Paint Pots (Kootney National Park, Canada) – Chemical & Mineralogical phenomena
The lake is fed by saline groundwater, which results in zonal vegetation and salt precipitation on the surface around the lake.
A lake near to Mudspring Lake, Canada) – Chemical & Mineralogical and Botanical phenomena
Liquefaction or “quick” condition occurs when the weight of the sediment is balanced by upward flow of groundwater. The elevated pore pressure works against the effective stress of rock framework, which leads to the liquefaction of sediments. It usually occurs in sands, which have high clay content.
Quick sand (Elk Island National Park, Canada) – Soil and rock mechanical phenomena
According to the phenomena related to the different hydraulic regimes in discharge areas the water table situated at shallow depth and actually it can rise above the surface like in Great Hungarian Plain. Due to the artesian circumstances 17 m tubing is needed for this well.
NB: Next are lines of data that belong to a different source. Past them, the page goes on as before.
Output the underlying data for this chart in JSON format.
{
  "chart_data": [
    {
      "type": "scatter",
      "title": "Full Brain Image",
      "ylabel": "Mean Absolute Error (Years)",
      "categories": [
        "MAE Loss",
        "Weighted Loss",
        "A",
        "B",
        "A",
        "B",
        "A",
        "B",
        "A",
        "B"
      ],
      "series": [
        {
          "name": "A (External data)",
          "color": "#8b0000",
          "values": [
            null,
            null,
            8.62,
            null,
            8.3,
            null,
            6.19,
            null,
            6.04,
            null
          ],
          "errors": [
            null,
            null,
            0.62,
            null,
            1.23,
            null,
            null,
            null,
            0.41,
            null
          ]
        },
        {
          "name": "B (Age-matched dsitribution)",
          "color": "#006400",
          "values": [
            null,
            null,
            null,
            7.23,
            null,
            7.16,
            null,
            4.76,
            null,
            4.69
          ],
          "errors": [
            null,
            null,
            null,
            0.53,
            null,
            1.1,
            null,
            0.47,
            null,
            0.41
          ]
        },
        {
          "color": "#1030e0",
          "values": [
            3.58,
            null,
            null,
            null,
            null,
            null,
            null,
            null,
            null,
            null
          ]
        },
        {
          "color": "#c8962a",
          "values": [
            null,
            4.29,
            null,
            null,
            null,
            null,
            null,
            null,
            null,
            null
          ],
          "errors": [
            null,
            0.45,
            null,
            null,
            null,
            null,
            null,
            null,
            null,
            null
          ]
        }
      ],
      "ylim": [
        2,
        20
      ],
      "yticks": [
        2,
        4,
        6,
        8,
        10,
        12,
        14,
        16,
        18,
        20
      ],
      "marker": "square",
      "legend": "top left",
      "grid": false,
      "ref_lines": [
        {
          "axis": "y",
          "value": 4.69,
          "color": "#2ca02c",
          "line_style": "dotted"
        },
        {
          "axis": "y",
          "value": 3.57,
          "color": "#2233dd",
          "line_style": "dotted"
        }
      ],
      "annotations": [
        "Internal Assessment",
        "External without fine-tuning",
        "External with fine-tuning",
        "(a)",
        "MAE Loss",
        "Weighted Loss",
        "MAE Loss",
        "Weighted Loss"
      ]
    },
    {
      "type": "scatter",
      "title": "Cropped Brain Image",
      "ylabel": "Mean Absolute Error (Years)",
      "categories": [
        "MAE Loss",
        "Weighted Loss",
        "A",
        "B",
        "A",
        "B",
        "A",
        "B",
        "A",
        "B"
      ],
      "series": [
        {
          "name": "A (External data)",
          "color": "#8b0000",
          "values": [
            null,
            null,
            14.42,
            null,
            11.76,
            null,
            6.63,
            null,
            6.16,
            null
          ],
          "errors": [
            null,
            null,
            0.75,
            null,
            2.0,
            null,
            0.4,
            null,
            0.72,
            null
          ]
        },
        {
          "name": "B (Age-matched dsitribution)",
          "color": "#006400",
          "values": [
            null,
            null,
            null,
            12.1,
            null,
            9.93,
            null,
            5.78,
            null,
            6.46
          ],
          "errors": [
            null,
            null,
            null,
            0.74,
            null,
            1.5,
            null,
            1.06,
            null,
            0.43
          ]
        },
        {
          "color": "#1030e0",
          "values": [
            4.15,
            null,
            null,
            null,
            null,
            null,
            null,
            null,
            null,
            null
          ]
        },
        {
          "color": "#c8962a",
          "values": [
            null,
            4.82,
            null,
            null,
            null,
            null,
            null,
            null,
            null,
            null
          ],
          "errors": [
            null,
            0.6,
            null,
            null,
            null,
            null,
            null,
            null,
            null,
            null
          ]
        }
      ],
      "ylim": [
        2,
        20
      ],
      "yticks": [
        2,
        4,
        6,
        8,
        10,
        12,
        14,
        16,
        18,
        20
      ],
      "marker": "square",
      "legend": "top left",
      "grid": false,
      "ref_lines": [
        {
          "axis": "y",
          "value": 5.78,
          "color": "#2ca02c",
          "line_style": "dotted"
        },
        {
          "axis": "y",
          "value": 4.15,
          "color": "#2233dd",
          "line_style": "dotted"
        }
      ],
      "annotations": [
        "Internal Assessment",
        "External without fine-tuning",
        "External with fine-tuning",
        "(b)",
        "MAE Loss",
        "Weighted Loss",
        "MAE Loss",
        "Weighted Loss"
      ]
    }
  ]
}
Artesian conditions, however, can evolve without the existance of any impermeable layers in discharge areas of flow systems.
Artesian well (discharge area, Great Hungarian Plain, Hungary) – Hydraulic phenomena (J. Mádl-Szőnyi)
Vegetation types and patterns are significantly affected by groundwater flow which determines the moisture, salt and oxygen content of the ground surface. In discharge areas due to the high groundwater level anaerobic settings can emerge and peat formation can take place consequently.
Peat accumulation in discharge area (Great Hungarian Plain, Hungary)
Accumulation and hydrologic phenomena (B. Angelus)
Groundwater flow as a geologic agent mobilizes, transports and deposits hydrocarbons as well. Thus petroleum accumulations can be viewed as products of geologic agency of groundwater flow. As a consequence in the 1980s a new discipline was born creating connection between hydrogeology and petroleum geology. The new-born petroleum hydrogeology is the science and practice of applying hydrogeological principles and techniques to petroleum exploration and basin analysis. This approach is based on two fundamental facts. On one hand, fluids (water, oil, gas) migrate together in the subsurface, while differences can be observed in their flow directions pending on their density. On the other hand, the gravity-induced regional flow of formation fluids generates basin-scale distribution patterns and local-scale configurations of fluid-dynamic parameters, natural processes and phenomena, which can serve as diagnostic indicators. As a result, petroleum hydrogeology can treat hydrodynamic and hydraulic petroleum traps, as well as near-surface geochemical anomalies (so called geochemical chimneys), which can effectively contribute to conventional petroleum exploration.